The selected graph component defines the trajectory backbone. The function fitTrajectory embeds the trajectory structure in the latent space by computing straight lines passing through the mediancentres (Bedall and Zimmermann 1979) of adjacent states. Then, a fitting function is learned. Each sample is projected to its most proximal straight line passing through the mediancentre of its assigned state. Here, whenever possible, orthogonal projections onto line segments between two mediancentres are preferred to line segments which are only incident to a single median centre. Fitting deviations are given by the Euclidean distance between the sample’s location and the straight line, and are indicated by an aggregated statistic (Mean Squared Error, MSE) shown by showTrajInfo and can be directly accessed via trajResiduals. Finally, a weighted acyclic trajectory graph can be constructed based on each sample’s position along its straight line. Nodes in this graph are samples; edges are constructed between neighboring samples. Each edge is weighted by the distance between its nodes along the straight line.

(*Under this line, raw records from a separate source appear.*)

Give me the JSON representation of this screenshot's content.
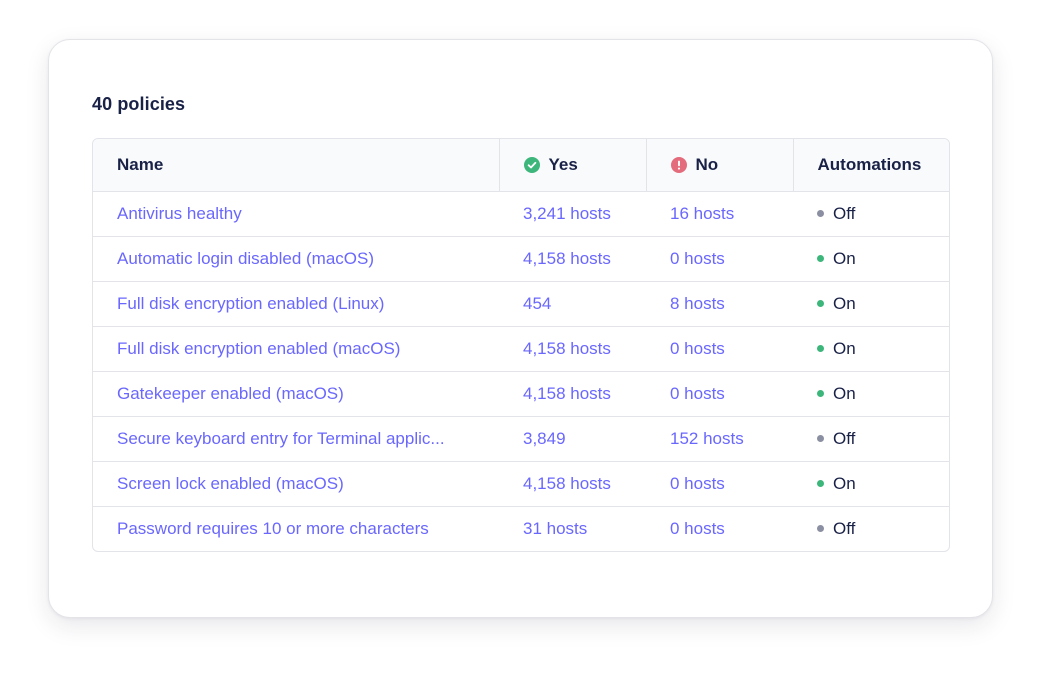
{
  "header": {
    "count_label": "40 policies"
  },
  "table": {
    "columns": {
      "name": "Name",
      "yes": "Yes",
      "no": "No",
      "automations": "Automations"
    },
    "rows": [
      {
        "name": "Antivirus healthy",
        "yes": "3,241 hosts",
        "no": "16 hosts",
        "automation": "Off",
        "automation_state": "off"
      },
      {
        "name": "Automatic login disabled (macOS)",
        "yes": "4,158 hosts",
        "no": "0 hosts",
        "automation": "On",
        "automation_state": "on"
      },
      {
        "name": "Full disk encryption enabled (Linux)",
        "yes": "454",
        "no": "8 hosts",
        "automation": "On",
        "automation_state": "on"
      },
      {
        "name": "Full disk encryption enabled (macOS)",
        "yes": "4,158 hosts",
        "no": "0 hosts",
        "automation": "On",
        "automation_state": "on"
      },
      {
        "name": "Gatekeeper enabled (macOS)",
        "yes": "4,158 hosts",
        "no": "0 hosts",
        "automation": "On",
        "automation_state": "on"
      },
      {
        "name": "Secure keyboard entry for Terminal applic...",
        "yes": "3,849",
        "no": "152 hosts",
        "automation": "Off",
        "automation_state": "off"
      },
      {
        "name": "Screen lock enabled (macOS)",
        "yes": "4,158 hosts",
        "no": "0 hosts",
        "automation": "On",
        "automation_state": "on"
      },
      {
        "name": "Password requires 10 or more characters",
        "yes": "31 hosts",
        "no": "0 hosts",
        "automation": "Off",
        "automation_state": "off"
      }
    ]
  },
  "icons": {
    "yes": "check-circle-icon",
    "no": "exclamation-circle-icon",
    "automation_status": "status-dot-icon"
  },
  "colors": {
    "link": "#6a67fe",
    "heading": "#192147",
    "success": "#3db67b",
    "error": "#e46b7b",
    "inactive": "#8b8fa2"
  }
}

# Align samples onto trajectory
exBundle <- fitTrajectory(exBundle)
showTrajInfo(exBundle)

## [[ CellTrails ]] 
## logcounts: 183 features, 1008 samples
## Pheno data: 
##   sampleNames: "Cell-1-1" "Cell-1-2" ... "Cell-11-82" (1008)
##   phenoNames: "fm143" "origin" ... "landmark" (4)
## Feature data: 
##   featureNames: "ABCA5" "ARF1" ... "USH2A" (183)
##   rowData: none
## Trajectory data: 
##   trajFeatureNames: "ABCA5" "ARF1" ... "USH2A" (183)
##   latentSpace: 1008 samples, 9 dimensions
##   states: "S1" "S2" ... "S11" (11)
## Trajectories: [Component(#Vertices,Edges)]: 1(10,9)
##   trajSampleNames: "Cell-1-1" "Cell-1-2" ... "Cell-11-82" (896)
##   trajResiduals: MSE=9.9e-03
##   landmarks:  #Branches=7 #Terminals=9 #User=0
##   trajLayout: none
## Trail data: 
##   trailNames: none

trajResiduals(exBundle)[1:5]

## [1] 0.008616594 0.008064917 0.004659595 0.039835749 0.017354939

Of note, the fitting function implies potential side branches in the trajectory graph; those could be caused due to technical variance or encompass samples that were statistically indistinguishable from the main trajectory given the selected features used for trajectory reconstruction. The plotTrajectoryFit function shows the trajectory backbone (longest shortest path between two samples) and the fitting deviations of each sample indicated by the perpendicular jitter.

plotTrajectoryFit(exBundle)

References

Kruskal, JB. 1956. “On the Shortest Spanning Subtree of a Graph and the Traveling Salesman Problem.” Proc Amer Math Soc 7: 48–50.

Fruchterman, TMJ, and EM Reingold. 1991. “Graph Drawing by Force-Directed Placement.” Software - Practice and Experience 21 (11): 1129–64.

Bedall, FK, and H Zimmermann. 1979. “Algorithm As143. the Mediancentre.” Appl Statist 28: 325–28.